There is another, more abstract and personal pleasure, however, to be experienced by visiting this tall, thin building in St James's Square. For an ex-hack like myself, it is a thrill to be allowed to enter the basement and turn the pages of "The Times" of the day; not, mind you, a micro-fische copy but the actual pages, the news sheets of 1888, or whatever.
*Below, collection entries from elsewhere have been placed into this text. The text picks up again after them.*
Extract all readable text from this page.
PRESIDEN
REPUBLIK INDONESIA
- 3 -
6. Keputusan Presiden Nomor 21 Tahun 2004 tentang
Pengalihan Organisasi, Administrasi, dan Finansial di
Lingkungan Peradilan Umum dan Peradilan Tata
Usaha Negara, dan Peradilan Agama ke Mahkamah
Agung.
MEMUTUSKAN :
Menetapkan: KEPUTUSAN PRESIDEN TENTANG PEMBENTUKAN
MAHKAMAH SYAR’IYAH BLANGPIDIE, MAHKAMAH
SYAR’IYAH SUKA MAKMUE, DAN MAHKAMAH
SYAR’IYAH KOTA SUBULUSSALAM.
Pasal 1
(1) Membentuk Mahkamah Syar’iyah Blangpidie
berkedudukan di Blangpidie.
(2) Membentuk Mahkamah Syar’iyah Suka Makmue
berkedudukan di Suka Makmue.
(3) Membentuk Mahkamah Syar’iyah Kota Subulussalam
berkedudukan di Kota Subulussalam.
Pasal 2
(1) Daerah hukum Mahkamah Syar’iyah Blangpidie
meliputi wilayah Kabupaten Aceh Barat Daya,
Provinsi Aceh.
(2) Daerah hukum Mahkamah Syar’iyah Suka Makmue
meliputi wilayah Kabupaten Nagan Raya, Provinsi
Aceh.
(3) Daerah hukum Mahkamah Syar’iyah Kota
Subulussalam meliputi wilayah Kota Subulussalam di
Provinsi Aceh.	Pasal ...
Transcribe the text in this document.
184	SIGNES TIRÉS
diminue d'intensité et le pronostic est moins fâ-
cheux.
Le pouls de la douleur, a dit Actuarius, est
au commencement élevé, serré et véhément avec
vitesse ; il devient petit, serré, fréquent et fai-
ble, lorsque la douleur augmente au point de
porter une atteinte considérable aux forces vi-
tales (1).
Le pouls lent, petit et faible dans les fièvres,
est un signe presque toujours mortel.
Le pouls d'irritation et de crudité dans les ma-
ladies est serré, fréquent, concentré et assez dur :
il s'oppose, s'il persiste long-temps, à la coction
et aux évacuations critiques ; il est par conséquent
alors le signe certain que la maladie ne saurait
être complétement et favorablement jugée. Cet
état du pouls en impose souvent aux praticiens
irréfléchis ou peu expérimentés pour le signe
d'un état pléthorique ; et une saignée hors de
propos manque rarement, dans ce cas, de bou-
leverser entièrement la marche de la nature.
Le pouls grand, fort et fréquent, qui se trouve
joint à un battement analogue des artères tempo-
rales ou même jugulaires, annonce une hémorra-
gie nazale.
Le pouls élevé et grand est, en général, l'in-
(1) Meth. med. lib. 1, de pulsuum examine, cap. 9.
I write "news sheets" but the dear old Times presumably didn't want to shock its readers by using such a tabloid term. So the news pages were referred to as "Intelligence." Of course, it is hard work at first in wading through the slabs of copy: narrow columns, few cross headings and, certainly, no pictures or engravings. But one soon gets used to that. The problem for me in trying to find a reference to the invasion of Matabeleland by Rhodes's column of "pioneers," lay in the distraction provided by a series of fascinating little news (sorry, "Intelligence") snippets. For instance, under the heading "Singing On the March," a Mr Dallas asked the Secretary of State for Ireland in the House whether he was aware that the police engaged upon eviction duty on the Oliphant Estate, Donegal, on the 19th and 20th of June in 1890 sang "Glory, Glory Hallelujah" on their march back to their barracks every evening . The Minister replied that he found the practice to be perfectly respectable and saw no reason to change it.
Yes, I know. Small things for small minds, but they amused me. I must own that it became a pleasure for me merely to turn the pages of this solemn newspaper of long ago: heavy newsprint, creamy in colour and slightly pink for some reason at the edges. They slumped over and landed with a satisfying clunk on the page before. Ah, the simple pleasure of the researcher...!
Thursday, 1 January 2009
When I first began writing, I thought that content was by far the most important component of a book. The story, the words, were the thing, weren’t they? I took what I hope was an enlightened interest in the jackets of my books but did not worry too much if I felt that, perhaps, they fell a bit short of the mark. They were the responsibility of my publishers. They must know what they are doing.
And, of course, they did. The cover of “The Horns of the Buffalo,” my first novel, was produced with original art work, showing the young Fonthill thrusting his bayonet on the end of his accurately drawn Martini-Henry rifle at a Zulu over the mealie bags at Rorke’s Drift. The covers of the next three books in the series, however, reproduced paintings of the famous actions depicted in the story. They were good, strong reproductions, recording fragments of the battles…but reproductions for all that and, somehow, pictorial clichés. But I didn’t make a fuss. I was a writer, not a designer.
Then, blessedly, Headline decided that we needed a change. For the paperback edition of “The Guns of El Kebir,” the hardback cover of a Victorian painting was dropped and replaced by a stark symbol of a khaki coloured, cloth covered pith helmet, with a bullet tear in its front, against the background of a British trooper on a camel in the far distance, atop a sand dune. You could smell dust and the heat of the desert. The cover of “The Siege of Khartoum” is equally iconic: the face of a Mahdi Dervish – or is it Fonthill in disguise? – swathed in his headdress, with only the cruel eyes showing, while in the background a British redcoat kneels, his rifle at the ready. Too early to say what effect this cover has had, of course, but sales of the paperback “Guns” have undoubtedly leaped. Who said you can’t tell a book by its cover?